Redshift tips

I am using Redshift since two years ago, and as every database it has its SQL dialect and its secrets. I will write here everything I discover and it is worth to be annotated.

AWS
SQL

psql

Use psql! It is a great tool: I use it for ETL scheduled processes and on a daily basis to interact with Redshift.

See how to install [AWS Redshift compatible PostgreSQL client]/2016/05/aws-redshift-compatible-psql/ article.

Temporary tables

Prepend an hash (#) to table name to create a temporary table.

CREATE TABLE #mytable AS SELECT 1;

Table #mytable will be clean up when session will be closed.

Two simultanei sessions can create a temporary table with the same name with no conflicts.

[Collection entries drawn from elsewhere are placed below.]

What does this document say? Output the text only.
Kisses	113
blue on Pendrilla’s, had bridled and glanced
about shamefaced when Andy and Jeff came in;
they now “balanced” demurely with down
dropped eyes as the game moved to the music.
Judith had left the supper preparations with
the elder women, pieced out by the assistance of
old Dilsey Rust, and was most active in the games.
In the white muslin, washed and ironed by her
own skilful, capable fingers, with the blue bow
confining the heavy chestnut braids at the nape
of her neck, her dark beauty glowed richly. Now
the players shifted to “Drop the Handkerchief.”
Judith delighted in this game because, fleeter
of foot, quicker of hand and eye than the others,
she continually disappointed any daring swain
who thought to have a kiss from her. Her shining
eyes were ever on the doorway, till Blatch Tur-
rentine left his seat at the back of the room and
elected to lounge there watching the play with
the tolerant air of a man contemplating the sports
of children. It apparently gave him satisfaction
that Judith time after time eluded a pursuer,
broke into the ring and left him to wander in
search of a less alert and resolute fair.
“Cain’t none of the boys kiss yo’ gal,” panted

You can also create a tmp schema, launching the following statement

/**
 * Statement above must be executed as admin
 *
 * NOTA BENE: replace <myuser> with the user that actually will
 *            use the tmp schema.
 */
CREATE SCHEMA tmp;
GRANT CREATE, USAGE ON SCHEMA tmp TO <myuser>;

The following bash script can ne scheduled to clean up the tmp schema.

#!/bin/bash

psql -A -t -q -c "
SELECT 'DROP TABLE tmp.' || table_name || ';'
FROM information_schema.tables
WHERE table_schema = 'tmp'
;
" | psql

yyyymmdd

I use an integer field to store dates in the YYYYMMDD format. It is really handy cause it can be sorted naturally, even in other contexts like folder or file naming conventions. It is true that first two digits 20xxxxxx are redundant but they make it really easy to humans to recognize it is a date, like 20170928 the day this article was published. So I use this format in many other databases, it crosses contexts easily and in this section I will write the snippets I use to convert it or manipulate it in Redshift, however…

Consider also to use the YYYY-MM-DD string format that has the same benefits and has also the advantage to be easier to cast in Redshift, for instance SELECT SYSDATE::DATE returns current timestamp in this format.

Convert timestamp to yyyymmdd

SELECT TO_NUMBER(TO_CHAR(SYSDATE, 'YYYYMMDD'), 99999999);
SELECT TO_CHAR(SYSDATE, 'YYYYMMDD')::INTEGER;

First day of last week

 SELECT TO_CHAR(DATE_ADD('day', -7, DATE_TRUNC('week', SYSDATE)), 'YYYYMMDD');

Read given date from environment, for example in your bash script set YYYYMMDD to yesterday

YYYYMMDD=$(date --date="yesterday" +%Y%m%d)

Then in your psql session

\set yyyymmdd `echo \'$YYYYMMDD\'`
SELECT CAST(:yyyymmdd AS INTEGER) AS yyyymmdd;